Outlier count shrinkage routine as described in Labadorf et al, PLOSONE (2015)

This algorithm identifies feature where a small number of samples contains a disproportionately large number of the overall counts for that feature across samples. For each feature the algorithm is as follows:

  1. Divide each sample count by the sum of counts (i.e. sample count proportions)

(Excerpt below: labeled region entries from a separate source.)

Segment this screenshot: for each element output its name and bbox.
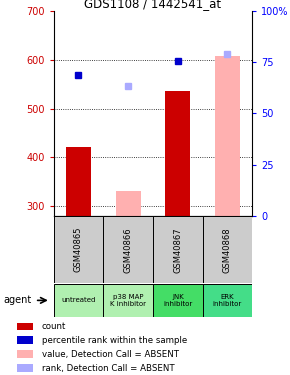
Bar <box>153 284 203 317</box>
Bar <box>66 147 91 216</box>
Title: GDS1108 / 1442541_at: GDS1108 / 1442541_at <box>84 0 222 10</box>
Bar <box>17 350 33 358</box>
Bar <box>103 284 153 317</box>
Bar <box>215 56 240 216</box>
Bar <box>54 284 103 317</box>
Bar <box>203 284 252 317</box>
Text: GSM40868: GSM40868 <box>223 227 232 273</box>
Text: untreated: untreated <box>61 297 96 303</box>
Bar <box>54 216 103 283</box>
Text: GSM40865: GSM40865 <box>74 227 83 273</box>
Text: percentile rank within the sample: percentile rank within the sample <box>41 336 187 345</box>
Text: ERK
inhibitor: ERK inhibitor <box>213 294 242 307</box>
Text: value, Detection Call = ABSENT: value, Detection Call = ABSENT <box>41 350 179 358</box>
Text: rank, Detection Call = ABSENT: rank, Detection Call = ABSENT <box>41 364 174 373</box>
Bar <box>165 91 190 216</box>
Bar <box>203 216 252 283</box>
Bar <box>103 216 153 283</box>
Bar <box>116 191 141 216</box>
Text: JNK
inhibitor: JNK inhibitor <box>163 294 193 307</box>
Text: GSM40867: GSM40867 <box>173 227 182 273</box>
Bar <box>153 216 203 283</box>
Bar <box>17 322 33 330</box>
Text: p38 MAP
K inhibitor: p38 MAP K inhibitor <box>110 294 146 307</box>
Text: GSM40866: GSM40866 <box>124 227 133 273</box>
Text: agent: agent <box>3 296 31 305</box>
Text: count: count <box>41 322 66 331</box>
Bar <box>17 364 33 372</box>
Bar <box>17 336 33 344</box>
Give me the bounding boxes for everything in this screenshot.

  2. Identify samples that have >*p_max* sample count proportion

    1. If no samples are identified, return the most recent set of adjusted counts
    2. Else, shrink the identified samples toward the largest sample s for which P(x)<p_max by multiplying the difference between the outlier sample and s by the shrinkage factor and replacing o with s the shrunken count value
  3. Go to 1, repeat until no samples exceed p_max count proportion

This strategy assumes that samples with disproportionate count contribution are outliers and that the order of samples is correct and the magnitude is sometimes not. The order of the samples is thus always maintained, and the shrinking does not introduce new false positives beyond what would already be in the dataset. The maximum proportion of reads allowed in one sample, p, and the shrinkage factor were both set to 0.2.

Parameters:
  • count_obj (de_toolkit.CountMatrix object) – counts object
  • shrink_factor (float) – number between 0 and 1 that determines how much the residual counts of outlier samples is shrunk in each iteration
  • p_max (float) – number between 0 and 1 that indicates the maximum proportion of counts a sample may have before being considered an outlier, default is sqrt(1/num_samples)

Command line usage:

Usage:
    detk-transform shrink [options] <count_fn>

Options:
    -o FILE --output=FILE  Destination of primary output [default: stdout]